How to get cited by Claude: the 2026 playbook
Claude SEO is its own discipline — Anthropic's constitutional training pushes Claude toward authoritative, non-promotional sources. The 2026 playbook for getting cited.
Claude is the engine most people underestimate. Anthropic doesn't run a flashy consumer search product the way Perplexity does, doesn't have ChatGPT's brand pull, and rarely shows up in casual "I asked an AI" anecdotes outside of Anthropic's own X feed. But by mid-2026, Claude Sonnet 4.5 and Opus 4.7 are inside more enterprise stacks than any competitor's foundation model — every major Notion alternative, every developer-tools incumbent, half of Cursor's installed base. Claude Search rolled out broadly in Q1 and now answers questions inside Claude.ai itself, with inline citations. If your buyer is a builder or a knowledge worker, Claude is touching their workflow far more than search-volume estimates suggest.
The catch: Claude doesn't pick sources the way ChatGPT or Perplexity do. Its constitutional training pushes it toward sources it can defend, not sources it can rank. The mechanics this post unpacks are not the same patterns that win you a Perplexity citation. If you've already read our Perplexity citations playbook and our breakdown of why ChatGPT doesn't recommend your brand, file this one as the third side of the triangle.
"Claude SEO" or AEO? Same practice, different name
Some teams call this "Claude SEO" or "Anthropic SEO" or "AI search optimization for Claude". We use AEO (Answer Engine Optimization) as the umbrella because Claude is one of six engines we track, and the foundational signals overlap. But if you arrived searching for "Claude SEO" — yes, this is exactly the playbook you came for. Claude has unique citation behavior that doesn't transfer cleanly from ChatGPT or Google, which is why a Claude-specific take exists.

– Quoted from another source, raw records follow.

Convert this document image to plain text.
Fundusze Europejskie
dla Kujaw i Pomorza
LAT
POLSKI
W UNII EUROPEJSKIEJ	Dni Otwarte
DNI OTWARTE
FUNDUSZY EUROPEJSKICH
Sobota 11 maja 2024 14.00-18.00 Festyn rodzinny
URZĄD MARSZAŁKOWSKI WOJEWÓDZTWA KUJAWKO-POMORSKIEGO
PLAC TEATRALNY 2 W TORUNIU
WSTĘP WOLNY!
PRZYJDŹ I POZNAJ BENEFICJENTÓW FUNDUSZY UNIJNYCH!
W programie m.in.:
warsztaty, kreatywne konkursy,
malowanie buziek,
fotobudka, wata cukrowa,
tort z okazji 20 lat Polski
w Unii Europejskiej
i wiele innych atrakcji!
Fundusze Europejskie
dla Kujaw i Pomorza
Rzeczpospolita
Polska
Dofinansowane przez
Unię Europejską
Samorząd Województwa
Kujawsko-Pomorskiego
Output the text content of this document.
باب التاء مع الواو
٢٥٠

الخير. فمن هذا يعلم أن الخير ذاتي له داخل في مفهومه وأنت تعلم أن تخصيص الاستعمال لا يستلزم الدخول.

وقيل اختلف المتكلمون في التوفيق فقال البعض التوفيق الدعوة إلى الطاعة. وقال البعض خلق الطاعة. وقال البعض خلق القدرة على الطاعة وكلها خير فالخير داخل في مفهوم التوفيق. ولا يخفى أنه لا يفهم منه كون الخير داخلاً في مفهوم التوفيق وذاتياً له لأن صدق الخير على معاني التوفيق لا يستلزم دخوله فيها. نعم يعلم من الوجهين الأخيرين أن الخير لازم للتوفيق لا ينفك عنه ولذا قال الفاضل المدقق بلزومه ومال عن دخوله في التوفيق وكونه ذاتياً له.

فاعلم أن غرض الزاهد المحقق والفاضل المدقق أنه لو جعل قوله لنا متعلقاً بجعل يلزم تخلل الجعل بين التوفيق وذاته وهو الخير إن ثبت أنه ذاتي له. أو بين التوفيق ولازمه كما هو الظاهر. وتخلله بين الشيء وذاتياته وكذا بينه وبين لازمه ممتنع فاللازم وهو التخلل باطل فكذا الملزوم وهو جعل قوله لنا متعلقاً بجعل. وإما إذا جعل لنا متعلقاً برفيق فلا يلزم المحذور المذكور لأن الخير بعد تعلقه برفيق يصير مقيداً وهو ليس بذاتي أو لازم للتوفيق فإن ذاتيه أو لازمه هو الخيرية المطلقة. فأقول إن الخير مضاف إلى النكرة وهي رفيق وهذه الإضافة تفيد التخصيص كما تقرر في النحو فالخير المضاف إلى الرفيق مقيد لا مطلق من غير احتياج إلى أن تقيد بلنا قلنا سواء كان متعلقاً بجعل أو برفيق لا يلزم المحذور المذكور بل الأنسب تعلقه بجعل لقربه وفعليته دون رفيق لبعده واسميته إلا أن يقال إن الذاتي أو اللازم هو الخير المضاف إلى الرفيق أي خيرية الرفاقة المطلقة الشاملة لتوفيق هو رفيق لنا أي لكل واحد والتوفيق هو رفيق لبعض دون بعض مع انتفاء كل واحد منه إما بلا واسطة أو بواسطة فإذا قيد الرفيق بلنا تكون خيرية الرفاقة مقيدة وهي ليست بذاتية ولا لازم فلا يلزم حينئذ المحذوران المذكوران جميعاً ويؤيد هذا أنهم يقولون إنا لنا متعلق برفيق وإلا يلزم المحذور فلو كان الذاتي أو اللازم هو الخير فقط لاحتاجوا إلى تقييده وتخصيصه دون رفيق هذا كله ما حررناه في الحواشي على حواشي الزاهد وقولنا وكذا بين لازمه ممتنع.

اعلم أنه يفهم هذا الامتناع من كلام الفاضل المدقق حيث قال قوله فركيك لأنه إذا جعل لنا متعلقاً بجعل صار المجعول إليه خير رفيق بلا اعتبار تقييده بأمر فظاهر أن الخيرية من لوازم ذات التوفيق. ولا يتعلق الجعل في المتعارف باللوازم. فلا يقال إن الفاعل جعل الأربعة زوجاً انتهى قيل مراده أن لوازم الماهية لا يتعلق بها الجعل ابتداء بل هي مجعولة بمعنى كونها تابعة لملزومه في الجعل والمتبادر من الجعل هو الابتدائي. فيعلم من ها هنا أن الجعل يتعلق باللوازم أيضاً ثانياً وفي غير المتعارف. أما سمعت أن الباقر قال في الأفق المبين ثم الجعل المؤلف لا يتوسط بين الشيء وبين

How Claude decides who to cite
Three things make Claude's citation behavior distinctive:
- It over-weights authoritative, established sources. Wikipedia, government domains, academic publishers, mid-tier journalism (TechCrunch, The Verge, niche industry trades). Less so the brand-owned blog, even when the brand blog is technically correct.
- It under-weights promotional language. Anthropic's RLHF pipeline trained Claude to flag hype and rhetorical claims. Pages with "the #1 best", "revolutionary", or stuffing-style keyword density get implicitly demoted in the re-rank stage, even when they're the canonical resource.
- It rewards specificity over breadth. Claude prefers a page that gives a precise, narrow, well-sourced answer to a page that lists 47 generic best practices. This is the opposite of how Google's classic SEO playbook taught content teams to write.
Put together, you get a model that cites the boring authoritative source before the exciting marketing page. For most marketing teams this feels backward — and they keep losing citations to sources they consider less qualified.
The 5 signals Claude actually weights
We've reverse-engineered hundreds of Claude citations across SaaS, ecommerce, and B2B verticals. Five patterns repeat:
1. Content depth + specificity
Claude prefers 1,200-word focused answers to 4,000-word omnibus posts. The "what is X" article that gives a single tight definition + 3 illustrative examples beats the "ultimate guide to X" with 17 sub-sections. The retrieval pass scores chunks against the user's query, and chunks pulled from focused pages score higher per-token.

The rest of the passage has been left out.